В совхозе «Чеботарский» я бывал по своим журналистским надобностям и до Свечкина, но не слишком часто, ибо совхоз считался благополучным, а это, как я уже говорил, не моя стихия. По склонам карабкались вверх дома — совхоз рос, росла и Чеботарка. Сложенные из камня-ракушечника, оштукатуренные и беленые, в зелени приусадебных участков, они мало чем отличались друг от друга, но один, стоящий слева от дороги, если ехать из города, непременно обратил бы на себя ваше внимание.

В пику общему архитектурному плану села — а таковой, я думаю, существовал — дом стоял как-то боком, настороженно глядя на дорогу двумя темными окнами. Крутая черепичная крыша напоминала изборожденный морщинами лоб. Угадывалось и некое подобие рта — в том месте, где фундамент стыковался со стеной, но эта горизонтальная линия была слишком тонка, словно дом неодобрительно поджал губы. Впечатление подозрительности и неприветливости усугублял лиловый штакетник. Это и был дом Свечкина.
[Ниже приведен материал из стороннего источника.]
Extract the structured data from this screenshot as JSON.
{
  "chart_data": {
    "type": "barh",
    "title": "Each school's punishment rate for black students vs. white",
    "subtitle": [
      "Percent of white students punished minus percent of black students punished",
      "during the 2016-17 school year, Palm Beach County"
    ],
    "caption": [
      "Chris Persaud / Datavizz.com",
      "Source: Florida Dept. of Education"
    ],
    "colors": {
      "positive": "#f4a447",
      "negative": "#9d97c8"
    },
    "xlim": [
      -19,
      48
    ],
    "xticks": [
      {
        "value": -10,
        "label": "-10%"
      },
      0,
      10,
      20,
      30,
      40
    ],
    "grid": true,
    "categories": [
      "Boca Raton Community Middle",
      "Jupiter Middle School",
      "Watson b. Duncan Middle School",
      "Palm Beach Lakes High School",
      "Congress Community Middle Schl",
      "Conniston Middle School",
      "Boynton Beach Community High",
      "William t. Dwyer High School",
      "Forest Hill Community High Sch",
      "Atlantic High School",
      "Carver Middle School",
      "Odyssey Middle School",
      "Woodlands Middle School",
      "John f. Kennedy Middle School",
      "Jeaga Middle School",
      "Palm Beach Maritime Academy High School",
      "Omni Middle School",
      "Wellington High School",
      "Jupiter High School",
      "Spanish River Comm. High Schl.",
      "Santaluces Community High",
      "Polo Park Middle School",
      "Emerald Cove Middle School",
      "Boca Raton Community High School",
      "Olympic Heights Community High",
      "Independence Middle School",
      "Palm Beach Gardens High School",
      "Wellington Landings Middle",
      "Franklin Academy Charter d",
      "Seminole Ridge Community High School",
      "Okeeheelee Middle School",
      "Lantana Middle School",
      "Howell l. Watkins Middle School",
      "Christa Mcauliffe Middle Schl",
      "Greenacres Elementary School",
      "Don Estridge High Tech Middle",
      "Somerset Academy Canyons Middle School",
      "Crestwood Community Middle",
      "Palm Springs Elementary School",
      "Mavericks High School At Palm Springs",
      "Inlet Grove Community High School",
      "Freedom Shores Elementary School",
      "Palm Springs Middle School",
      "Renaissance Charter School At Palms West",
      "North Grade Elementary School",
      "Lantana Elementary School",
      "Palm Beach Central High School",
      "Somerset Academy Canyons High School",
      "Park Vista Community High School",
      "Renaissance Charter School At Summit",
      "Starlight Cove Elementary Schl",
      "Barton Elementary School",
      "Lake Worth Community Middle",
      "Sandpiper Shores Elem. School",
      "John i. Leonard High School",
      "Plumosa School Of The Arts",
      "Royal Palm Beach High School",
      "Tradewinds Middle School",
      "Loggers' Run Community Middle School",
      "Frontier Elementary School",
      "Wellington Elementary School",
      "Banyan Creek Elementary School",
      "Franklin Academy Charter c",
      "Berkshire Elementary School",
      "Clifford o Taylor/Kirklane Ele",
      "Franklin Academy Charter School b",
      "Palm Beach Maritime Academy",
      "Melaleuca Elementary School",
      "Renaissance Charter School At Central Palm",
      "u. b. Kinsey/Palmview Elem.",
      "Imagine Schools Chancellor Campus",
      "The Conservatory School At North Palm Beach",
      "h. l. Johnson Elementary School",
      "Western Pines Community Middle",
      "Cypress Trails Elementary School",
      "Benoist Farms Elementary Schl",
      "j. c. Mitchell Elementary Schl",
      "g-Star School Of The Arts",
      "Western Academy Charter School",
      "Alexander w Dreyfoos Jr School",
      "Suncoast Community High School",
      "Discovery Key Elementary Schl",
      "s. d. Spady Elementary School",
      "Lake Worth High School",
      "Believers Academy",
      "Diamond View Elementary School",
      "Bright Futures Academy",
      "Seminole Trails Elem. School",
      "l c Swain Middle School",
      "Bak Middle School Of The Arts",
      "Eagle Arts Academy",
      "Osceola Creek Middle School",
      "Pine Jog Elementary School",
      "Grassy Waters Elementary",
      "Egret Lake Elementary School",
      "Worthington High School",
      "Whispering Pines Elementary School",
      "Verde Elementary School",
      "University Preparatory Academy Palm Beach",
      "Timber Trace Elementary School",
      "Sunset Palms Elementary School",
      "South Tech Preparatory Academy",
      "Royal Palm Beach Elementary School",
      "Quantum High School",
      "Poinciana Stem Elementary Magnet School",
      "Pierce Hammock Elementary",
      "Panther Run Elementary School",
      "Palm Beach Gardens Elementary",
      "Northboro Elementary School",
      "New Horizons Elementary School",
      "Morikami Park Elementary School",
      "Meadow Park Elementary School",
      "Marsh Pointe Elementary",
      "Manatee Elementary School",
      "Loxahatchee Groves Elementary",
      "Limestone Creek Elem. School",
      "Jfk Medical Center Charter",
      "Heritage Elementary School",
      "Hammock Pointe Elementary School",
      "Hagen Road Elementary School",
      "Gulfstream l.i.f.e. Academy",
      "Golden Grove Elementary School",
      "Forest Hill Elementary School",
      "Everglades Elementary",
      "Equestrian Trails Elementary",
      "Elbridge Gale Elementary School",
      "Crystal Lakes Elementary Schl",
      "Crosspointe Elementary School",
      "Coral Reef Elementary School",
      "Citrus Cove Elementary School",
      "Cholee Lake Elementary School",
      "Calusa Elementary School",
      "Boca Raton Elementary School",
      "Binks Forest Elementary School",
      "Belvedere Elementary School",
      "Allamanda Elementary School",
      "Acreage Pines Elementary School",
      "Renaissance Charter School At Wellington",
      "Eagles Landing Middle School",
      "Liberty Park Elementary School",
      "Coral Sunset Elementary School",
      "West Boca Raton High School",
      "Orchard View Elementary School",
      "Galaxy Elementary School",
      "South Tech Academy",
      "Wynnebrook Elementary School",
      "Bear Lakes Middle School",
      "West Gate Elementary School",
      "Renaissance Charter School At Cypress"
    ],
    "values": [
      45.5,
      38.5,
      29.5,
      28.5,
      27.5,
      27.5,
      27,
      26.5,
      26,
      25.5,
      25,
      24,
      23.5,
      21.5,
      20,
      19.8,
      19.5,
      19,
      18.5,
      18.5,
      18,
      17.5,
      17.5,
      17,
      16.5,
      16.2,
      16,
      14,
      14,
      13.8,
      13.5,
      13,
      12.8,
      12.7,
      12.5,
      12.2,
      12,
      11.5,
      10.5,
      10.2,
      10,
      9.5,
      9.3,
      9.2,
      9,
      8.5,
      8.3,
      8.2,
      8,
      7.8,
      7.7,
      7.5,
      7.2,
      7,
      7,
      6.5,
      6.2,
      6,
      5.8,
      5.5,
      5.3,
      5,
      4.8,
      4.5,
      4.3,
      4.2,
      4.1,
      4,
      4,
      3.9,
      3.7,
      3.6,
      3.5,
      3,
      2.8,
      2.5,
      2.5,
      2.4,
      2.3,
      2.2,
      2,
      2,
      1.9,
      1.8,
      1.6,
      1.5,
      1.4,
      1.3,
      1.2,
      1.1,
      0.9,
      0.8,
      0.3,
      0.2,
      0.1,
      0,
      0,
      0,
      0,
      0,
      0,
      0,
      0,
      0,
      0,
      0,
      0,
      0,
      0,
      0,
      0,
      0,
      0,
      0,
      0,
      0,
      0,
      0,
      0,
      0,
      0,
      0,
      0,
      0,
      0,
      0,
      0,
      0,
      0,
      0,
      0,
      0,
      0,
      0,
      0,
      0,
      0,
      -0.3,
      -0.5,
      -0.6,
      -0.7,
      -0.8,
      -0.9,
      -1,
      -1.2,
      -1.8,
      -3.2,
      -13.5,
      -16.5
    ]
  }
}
Я умышленно прибег к несколько импрессионистскому письму, дабы передать первое впечатление от встречи с отцом героя моего очерка, а теперь еще и моего доброго знакомого. Мы приехали сюда в первых числах сентября, в пору, когда мое восхищение Свечкиным достигло апогея; приехали на редакционной машине в одно из воскресений, воспользовавшись тем, что Рудику надо было обкатать за городом новый двигатель.

Свечкин сулил нам арбузы, какие-то необыкновенные, уже осенние персики и гостеприимство отца. Арбузы мы увидели сразу, едва, выйдя из машины, приблизились к лиловой ограде. Они лежали за этой угрюмой решеткой, полосатые, как арестанты, и огромные, причем довольно далеко друг от друга, словно и друг дружке-то не доверяли. Из конуры, которая, как и дом, стояла боком, но в отличие от дома наблюдала за дорогой не двумя, а одним глазом, вышел, позванивая цепью, пес и строго уставился на нас. Хоть бы вильнул хвостом, увидев своего (Свечкин-то бывал тут часто), хоть бы гавкнул, увидев нас с Рудиком! Нет, стоял и смотрел. Потом из дома так же молча и медленно вышел бровастый старик в телогрейке и коротких, с обрезанными голенищами валенках — это в самом-то начале осени, когда еще вовсю жарило солнце и мы даже пиджаки оставили в машине! Он не сразу двинулся к нам, чтобы открыть калитку, которая не отпиралась снаружи, а остановился и некоторое время неодобрительно взирал на нас. Ну точь-в-точь, как его пес.

— Здравствуй, папа, — сказал Свечкин.

Старик не ответил. Подошел, пощупал глазками сперва меня, потом Рудика, держащегося поодаль, и лишь после этого завозился с калиткой. Наконец она открылась — к моему удивлению, без скрипа, в ожидании которого я едва не втянул голову в плечи.